Esa voz de acústica sintética la emite una silueta cubierta de plumas. No consigo distinguirla en la oscuridad. Huele bien, a una mezcla de castañas asadas y hierba recién cortada.

Intento balbucear una respuesta coherente, pero el miedo mezclado con la emoción engendra fragmentos de frases mutiladas. Pronuncio muñones de palabras, para volver a pegarlas según las circunstancias.

—La reina de los pájaros dará a luz pronto —me interrumpe mi salvador—. Los pájaros no pretenden hacerle ningún daño, pero cuando protegen los huevos, ¡son peores que los pitbulls!

—¿Quién es usted?

—Quien le aconseja que regrese a su habitación lo antes posible, ¡porque son las seis menos diez, señor Cenicienta!

—¿Usted... es quien me cuida?

—Las seis menos nueve...

Muy a mi pesar, abandono ese maravilloso lugar, entro en mi habitación y me deslizo in extremis bajo las sábanas. Conecto de nuevo la perfusión justo antes de que salga el sol eléctrico.

Por una vez, me siento casi feliz de estar en la cama. Podré pasar el día soñando con ese increíble borde del cielo. El hecho de pensar que puedo volver a ese lugar endulza las perspectivas tremendamente. Tendré que investigar y descubrir más sobre la pajarera mágica y su propietaria. Por mucho que encadene mis párpados para atizar los rescoldos de mi sueño rojo durante el mayor tiempo posible, este acaba por escapar. Y debo retomar el contacto con el mal que me roe. La Remolacha me aguarda con su infinita paciencia, me recuerda a una serpiente que se acerca a olfatear su presa para comprobar que la carne está aún viva. La imagino divertida echando un vistazo al cuadro en el que se anotan los resultados de mis análisis diarios.

Alguien llama a la puerta. Es Pauline, mi enfermera, una mujer de tal estupidez que, en ocasiones, se vuelve malvada. Carga una caja de cartón blanco a la que rodea un lazo de lana granate. Me asombra verla manejar un objeto tan alegre. Lo deja encima de la mesilla sonriendo con cara extraña. Saco mi cuerpo de joven anciano fuera de la cama y me esmero para deshacer el lazo con sumo cuidado. Levanto la tapa: plumas rojas, a tope. Meto las manos y luego los brazos hasta los hombros. Una parcela de cielo vía servicio de habitaciones. Hurgo con la esperanza de encontrar una nota, cuando, de pronto, siento algo frío y duro en el fondo de la caja. Exhumo dos esqueletos de alas mecánicas flamantemente nuevas. Disponen de cuatro puntos de articulación flexibles y tienen una envergadura de aproximadamente el doble del largo de mis brazos. El niño que hay en mí aflora, qué excitante sensación de Navidad. Hacía años que no sentía semejante alegría.
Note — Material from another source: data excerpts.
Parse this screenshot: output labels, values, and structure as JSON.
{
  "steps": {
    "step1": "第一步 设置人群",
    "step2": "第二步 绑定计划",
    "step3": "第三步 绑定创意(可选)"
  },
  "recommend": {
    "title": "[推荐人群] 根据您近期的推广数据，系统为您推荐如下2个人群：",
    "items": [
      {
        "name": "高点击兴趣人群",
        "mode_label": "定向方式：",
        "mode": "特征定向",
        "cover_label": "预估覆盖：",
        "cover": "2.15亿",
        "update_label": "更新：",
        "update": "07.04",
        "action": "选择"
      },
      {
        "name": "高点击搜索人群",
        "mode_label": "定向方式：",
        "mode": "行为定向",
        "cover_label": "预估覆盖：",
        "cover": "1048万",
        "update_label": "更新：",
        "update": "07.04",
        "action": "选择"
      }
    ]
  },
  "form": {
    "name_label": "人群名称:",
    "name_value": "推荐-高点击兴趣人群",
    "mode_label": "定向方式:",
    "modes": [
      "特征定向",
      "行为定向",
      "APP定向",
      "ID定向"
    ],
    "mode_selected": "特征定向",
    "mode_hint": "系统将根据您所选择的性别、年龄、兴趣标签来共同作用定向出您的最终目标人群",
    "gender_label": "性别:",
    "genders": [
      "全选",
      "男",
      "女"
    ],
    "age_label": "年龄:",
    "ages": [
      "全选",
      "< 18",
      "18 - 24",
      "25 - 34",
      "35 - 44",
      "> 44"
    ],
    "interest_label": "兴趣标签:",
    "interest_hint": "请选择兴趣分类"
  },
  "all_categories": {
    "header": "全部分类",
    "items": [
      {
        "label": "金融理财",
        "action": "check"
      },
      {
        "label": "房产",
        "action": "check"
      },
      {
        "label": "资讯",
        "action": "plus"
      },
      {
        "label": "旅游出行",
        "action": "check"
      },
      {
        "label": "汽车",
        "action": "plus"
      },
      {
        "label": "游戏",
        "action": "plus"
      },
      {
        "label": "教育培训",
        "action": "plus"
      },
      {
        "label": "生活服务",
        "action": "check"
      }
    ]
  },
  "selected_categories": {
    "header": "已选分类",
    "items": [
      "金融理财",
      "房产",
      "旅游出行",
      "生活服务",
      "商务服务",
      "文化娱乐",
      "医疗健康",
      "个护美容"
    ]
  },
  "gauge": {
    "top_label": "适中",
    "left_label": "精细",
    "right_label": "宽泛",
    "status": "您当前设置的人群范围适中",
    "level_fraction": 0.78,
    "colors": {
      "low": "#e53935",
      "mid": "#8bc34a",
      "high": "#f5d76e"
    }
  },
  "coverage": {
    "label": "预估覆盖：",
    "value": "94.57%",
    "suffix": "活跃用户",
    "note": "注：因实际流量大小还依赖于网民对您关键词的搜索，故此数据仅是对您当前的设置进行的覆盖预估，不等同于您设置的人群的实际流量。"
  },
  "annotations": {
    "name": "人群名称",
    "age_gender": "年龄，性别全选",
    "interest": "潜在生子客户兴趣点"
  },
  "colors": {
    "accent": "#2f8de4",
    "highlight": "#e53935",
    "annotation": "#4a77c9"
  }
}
—Buenas tardes, Tom, ¿cómo se encuentra hoy? —me pregunta la doctora.

Yo ni siquiera había advertido su presencia.

Intento en vano esconder las alas debajo de las sábanas y procuro borrar la sonrisa beatífica que me recorre el rostro. Todo para conseguir una compostura coherente con mi estatus de aprendiz de enfermo.

—¿Sabe? No tiene por qué esconder las alas.

—No me apetece encontrarlas retorcidas en el cubo de la basura.

—Si no se desconecta el catéter, puede ponérselas.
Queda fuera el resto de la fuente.